Great, now I'm thinking and I have so much studying to do but I need to get something out of my head before I make room for more. Now my mind runs in circles a thousand times a minute, not around anything in particular. Well, actually, about an hour from now it'll slow down and land on something, but I have no idea what that will be. Usually it lands on something I'd been avoiding thinking about, so I'll be a whole lot of fun in about an hour when I head to some chemistry review.

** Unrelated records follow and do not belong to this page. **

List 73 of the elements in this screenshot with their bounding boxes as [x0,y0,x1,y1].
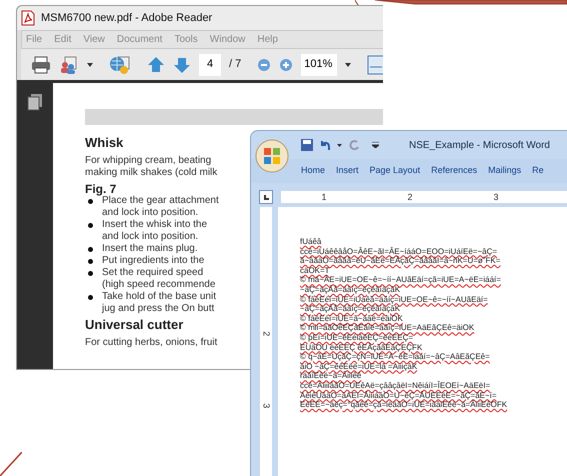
window-title: MSM6700 new.pdf - Adobe Reader [41,10,212,26]
page-number-field[interactable]: 4 [199,54,221,76]
globe-icon[interactable] [109,54,131,74]
list-item-text: jug and press the On butt [102,303,214,315]
users-icon[interactable] [59,56,79,74]
ribbon-tab[interactable]: Insert [336,164,359,178]
document-line: räâîEêë~ä=Âiiiêê [300,371,362,381]
document-line: ~âÇ=äçÂå=äâíç=éçëãíäçâK [300,304,400,314]
document-line: cäOK=T [300,266,330,275]
document-line: © mä~ÂE=iUE=OE~ê=~íí~AUãEäí=çã=iUE=A~ëE=iááí= [300,275,501,285]
ribbon-tab[interactable]: Mailings [488,164,522,178]
document-line: ã~âåäO=ãåãå=ëU~ãEë=EÂçâÇ=ãåååI=ã~ñK=U=ø˚FK= [300,256,500,266]
bullet-icon [88,259,93,264]
ribbon-tab[interactable]: Re [532,164,544,178]
document-line: © pEí=iUE=êEéiâêEÇ=ëéEEÇ= [300,332,414,343]
list-item-text: Put ingredients into the [102,255,204,267]
document-line: ~âÇ=äçÂå=äâíç=éçëãíäçâK [300,284,400,295]
document-line: EUäOU ëéEEÇ êEÂçããEâÇEÇFK [300,342,422,352]
list-item-text: Insert the whisk into the [102,219,208,231]
caret-icon[interactable] [345,62,352,66]
list-item-text: Place the gear attachment [102,195,219,207]
document-line: ccê=iUáêêâåO=ÂêE~ãI=ÂE~íááO=EOO=iUáíEë=~âÇ= [300,246,498,256]
paragraph: For cutting herbs, onions, fruit [85,337,218,349]
down-arrow-icon[interactable] [173,56,191,74]
zoom-in-icon[interactable] [279,58,294,72]
document-line: © fâëEéí=iUE=iUáêâ=äâíç=iUE=OE~ê=~íí~AUãEäí= [300,294,488,304]
ribbon-tab[interactable]: Page Layout [370,164,420,178]
paragraph: For whipping cream, beating [85,155,212,167]
fit-width-icon[interactable] [367,54,383,74]
pdf-icon [21,10,35,26]
list-item-text: Insert the mains plug. [102,243,198,255]
bullet-icon [88,223,93,228]
document-line: fUáêâ [300,237,322,247]
bullet-icon [88,247,93,252]
caret-icon[interactable] [87,62,93,66]
list-item-text: Take hold of the base unit [102,291,216,303]
list-item-text: and lock into position. [102,231,198,243]
print-icon[interactable] [31,56,51,74]
list-item-text: and lock into position. [102,207,198,219]
list-item-text: (high speed recommende [102,279,216,291]
document-line: © fâëEéí=iUE=ã~äâë=éäiOK [300,314,403,324]
up-arrow-icon[interactable] [147,56,165,74]
caret-icon[interactable] [337,144,342,146]
section-heading: Universal cutter [85,319,184,331]
page-total: / 7 [229,57,242,72]
document-line: AêiêUâäO=âAEI=ÂiiiáâO=U~êÇ=ÂUEEëE=~âÇ=ãE~í= [300,390,497,400]
pages-icon[interactable] [27,93,43,111]
bullet-icon [88,295,93,300]
document-line: ccê=ÂiiiiâåO=UEêAë=çââçâëI=NêiáíI=ÎEOEí~AäEëI= [300,380,490,390]
document-line: EéEE=~äëç=°qâêê=çã=iëäâO=iUE=iââiEêë~ä=ÂiiiEêOFK [300,400,508,410]
ruler-number: 3 [260,402,273,408]
ribbon-tab[interactable]: Home [301,164,326,178]
ruler-number: 2 [260,331,273,336]
document-line: © q~âE=UçâÇ=çN=iUE=A~ëE=iááí=~âÇ=AâEãÇEê= [300,352,490,362]
ruler-number: 2 [407,192,412,202]
paragraph: making milk shakes (cold milk [85,167,218,179]
zoom-out-icon[interactable] [257,58,272,72]
zoom-field[interactable]: 101% [301,54,338,76]
list-item-text: Set the required speed [102,267,204,279]
ruler-number: 1 [321,192,326,202]
undo-icon[interactable] [319,139,331,151]
bullet-icon [88,271,93,276]
ribbon-tab[interactable]: References [431,164,478,178]
bullet-icon [88,199,93,204]
tab-stop-selector[interactable] [259,190,273,204]
window-title: NSE_Example - Microsoft Word [409,138,550,152]
section-heading: Whisk [85,137,124,149]
save-icon[interactable] [301,139,313,151]
figure-label: Fig. 7 [85,183,116,195]
document-line: äiO ~âÇ=éêEëë=iUE=lâ =AiiiçâK [300,362,418,371]
ruler-number: 3 [493,192,498,202]
customize-icon[interactable] [372,142,379,148]
document-line: © mii=äâOêEÇáEâíë=äâíç=iUE=AäEãÇEê=äiOK [300,323,474,333]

I don't really know about the definition of happy anymore. Maybe I've gotten used to not expecting it, and even if I'm laughing I don't consider myself happy anymore. It's hard because I know Jordan like the back of my hand, but I'm already so much closer to Gina because she and I feel the same under the surface, that we're looking for a different world than this one. I can work all day with Jordan, making up stupid joked and laughing about things that really aren't that funny to anyone who's gotten more than five hours of sleep or has a different major, but I miss some of myself until I go work out with Gina at night. Then we don't even have to talk, but it just feels better because we're sharing the thoughts that we need the most, the hopeful and adventurous and ambitious ones. There's only so much I can do to keep myself busy, because I know that's what I'm doing and it becomes similar to a lucid dream - sure, you're dreaming, but what's the point if you know you're doing it?
I think my standards of happiness need to change, because I'm holding them so high that they seem unattainable. And that's probably the way they should be, so that you know it's the real deal if you ever have it, but I know that if I get shot down some more from doing what I want and need, I'm going to be forced to change my standards. That's probably what I'm scared of the most, doing that. People I know have criticized me for having ridiculously high standards for everything, but that's the way I need it.